CHAPTER THIRTY-EIGHT
THE BLUE LIGHT
“It’s by no means as simple as all that, Inspector,” the chemist in charge assured Gallaho. “Before I attempt a mining operation such as you describe, I should like to know what’s above and what’s below. Also, what’s on the other side of this wall that you want me to blow down. You say it’s a concrete wall?”
“It appears to be,” growled Gallaho, fretfully; technicians were always an infernal nuisance.
“We could probably blast a way through the wall, but I’m wondering what that wall supports. We don’t want half Limehouse to fall in on us.”
“Well, come and see for yourself; but come provided—almost anything may be happening to the people we want to rescue.”
“I shall certainly come, Inspector. I don’t fancy the responsibility, but it’s not the kind of thing I want to delegate.”
There were further delays whilst mysterious apparatus was assembled, and Gallaho, seated in the office of the chief chemist, tapped his fingers irritably upon the table, glancing from minute to
minute at a big clock over the mantelpiece. Messengers were scouring the extensive works in search of an expert with the musical name of Schumann. His attendance, according to Mr. Elliott, the chief chemist, was indispensable.
Gallaho was getting very angry.
Finally, arrangements were completed. Two workmen who seemed to enjoy this break in their night duties carried mysterious boxes, packages and coils of cable.
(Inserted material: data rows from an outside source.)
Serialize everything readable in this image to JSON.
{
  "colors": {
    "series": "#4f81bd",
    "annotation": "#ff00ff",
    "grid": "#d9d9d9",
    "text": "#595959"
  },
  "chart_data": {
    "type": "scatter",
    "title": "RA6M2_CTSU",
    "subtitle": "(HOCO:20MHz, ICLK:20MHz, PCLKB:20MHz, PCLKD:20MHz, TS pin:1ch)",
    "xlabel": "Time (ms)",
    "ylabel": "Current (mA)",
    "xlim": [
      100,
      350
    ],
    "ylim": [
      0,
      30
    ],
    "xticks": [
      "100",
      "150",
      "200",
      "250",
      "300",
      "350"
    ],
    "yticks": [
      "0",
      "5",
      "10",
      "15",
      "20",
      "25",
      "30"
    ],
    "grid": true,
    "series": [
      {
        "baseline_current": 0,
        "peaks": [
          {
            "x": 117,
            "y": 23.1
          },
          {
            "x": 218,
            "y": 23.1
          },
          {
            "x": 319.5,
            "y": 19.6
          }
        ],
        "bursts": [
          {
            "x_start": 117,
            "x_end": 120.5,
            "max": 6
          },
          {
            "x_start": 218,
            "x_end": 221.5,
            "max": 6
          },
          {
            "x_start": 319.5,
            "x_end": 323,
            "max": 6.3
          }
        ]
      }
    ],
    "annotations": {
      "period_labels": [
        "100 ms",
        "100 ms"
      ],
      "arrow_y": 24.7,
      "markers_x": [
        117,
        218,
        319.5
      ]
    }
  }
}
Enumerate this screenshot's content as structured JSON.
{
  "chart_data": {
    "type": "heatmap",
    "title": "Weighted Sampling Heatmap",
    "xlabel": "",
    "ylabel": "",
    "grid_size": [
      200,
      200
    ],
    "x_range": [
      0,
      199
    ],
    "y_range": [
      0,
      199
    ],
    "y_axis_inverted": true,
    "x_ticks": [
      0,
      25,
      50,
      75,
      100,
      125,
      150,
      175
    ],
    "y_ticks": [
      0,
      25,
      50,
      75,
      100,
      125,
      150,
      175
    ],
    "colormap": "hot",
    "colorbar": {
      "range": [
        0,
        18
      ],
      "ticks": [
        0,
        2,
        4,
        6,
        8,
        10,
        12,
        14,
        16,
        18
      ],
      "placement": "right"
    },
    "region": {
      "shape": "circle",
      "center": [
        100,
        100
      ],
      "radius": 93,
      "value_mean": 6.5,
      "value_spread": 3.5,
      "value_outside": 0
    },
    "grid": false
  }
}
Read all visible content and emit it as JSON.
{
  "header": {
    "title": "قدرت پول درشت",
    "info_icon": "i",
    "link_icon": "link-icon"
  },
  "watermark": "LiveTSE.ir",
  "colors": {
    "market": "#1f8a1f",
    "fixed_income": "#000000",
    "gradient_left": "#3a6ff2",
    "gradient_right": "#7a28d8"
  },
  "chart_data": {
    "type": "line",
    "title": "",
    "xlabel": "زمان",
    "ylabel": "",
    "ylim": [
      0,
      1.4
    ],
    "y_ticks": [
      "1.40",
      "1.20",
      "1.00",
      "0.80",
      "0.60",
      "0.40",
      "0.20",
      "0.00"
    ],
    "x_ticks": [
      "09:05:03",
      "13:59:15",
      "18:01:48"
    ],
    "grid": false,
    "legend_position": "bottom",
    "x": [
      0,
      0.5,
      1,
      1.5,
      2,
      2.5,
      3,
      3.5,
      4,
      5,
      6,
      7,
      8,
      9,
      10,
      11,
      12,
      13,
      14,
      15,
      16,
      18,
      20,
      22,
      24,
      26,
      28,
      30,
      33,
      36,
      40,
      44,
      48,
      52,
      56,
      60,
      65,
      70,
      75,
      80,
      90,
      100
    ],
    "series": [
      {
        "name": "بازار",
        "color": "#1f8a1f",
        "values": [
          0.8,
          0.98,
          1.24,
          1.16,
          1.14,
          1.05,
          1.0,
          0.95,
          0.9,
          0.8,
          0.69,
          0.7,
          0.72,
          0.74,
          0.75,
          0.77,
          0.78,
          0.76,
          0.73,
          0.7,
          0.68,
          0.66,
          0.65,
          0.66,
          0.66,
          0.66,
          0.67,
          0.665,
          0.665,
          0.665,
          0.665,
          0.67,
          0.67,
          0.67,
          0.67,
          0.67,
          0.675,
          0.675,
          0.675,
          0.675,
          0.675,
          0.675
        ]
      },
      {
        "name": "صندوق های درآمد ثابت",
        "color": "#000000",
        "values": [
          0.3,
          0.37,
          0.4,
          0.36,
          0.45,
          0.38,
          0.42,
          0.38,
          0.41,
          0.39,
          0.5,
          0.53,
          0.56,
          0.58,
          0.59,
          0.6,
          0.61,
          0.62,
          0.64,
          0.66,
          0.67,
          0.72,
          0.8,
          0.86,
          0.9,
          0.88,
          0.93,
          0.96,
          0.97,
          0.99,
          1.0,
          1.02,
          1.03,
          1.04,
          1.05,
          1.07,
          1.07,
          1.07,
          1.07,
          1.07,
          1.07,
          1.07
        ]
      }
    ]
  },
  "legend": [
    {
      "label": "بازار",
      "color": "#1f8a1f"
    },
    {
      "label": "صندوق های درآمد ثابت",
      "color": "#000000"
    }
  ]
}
Schumann, who proved to be a taciturn, bearded German, merely nodded and grunted when the chief chemist explained the nature of the project.
At long last, they all climbed into the police car, and set out recklessly for Limehouse. Gallaho sat in front with the driver. He was altogether too irritable for conversation, and at a point in their journey not far from their destination:
“Pull up!” he directed, sharply.
The brakes were applied, and the car promptly brought to a standstill.
Inspector Gallaho stared forward and upward, and now, resting his hand on the driver’s shoulder:
“Look!” he said. “What’s that? Right over the river bank, in a line with the smokestack?”
The driver looked as directed. And then:
“Good Lord!” he whispered, “what is it?”
There was very little mist in the air, but lowering clouds overhung the river; and there, either in reality or reflected upon them as upon a screen, danced that bluish, elfin light; and Gallaho knew that it was directly above the roof of Sam Pak’s.
“Go ahead!” he growled...
There was not much evidence of activity in the neighborhood of the restaurant. The night life of Chinatown, such as it is, is a furtive life. A constable was standing on an adjacent corner, but there was little now to indicate that anything unusual had taken place there that evening, except the fact that the store was closed.
One or two customers who had applied there had gone away much puzzled by this circumstance.
No doubt there were watchers behind dark windows. No doubt the fact was known throughout the Chinese quarter that Sam Pak’s had been raided and his wife arrested. But those who shared this secret information kept it very much to themselves, and kept themselves carefully out of sight.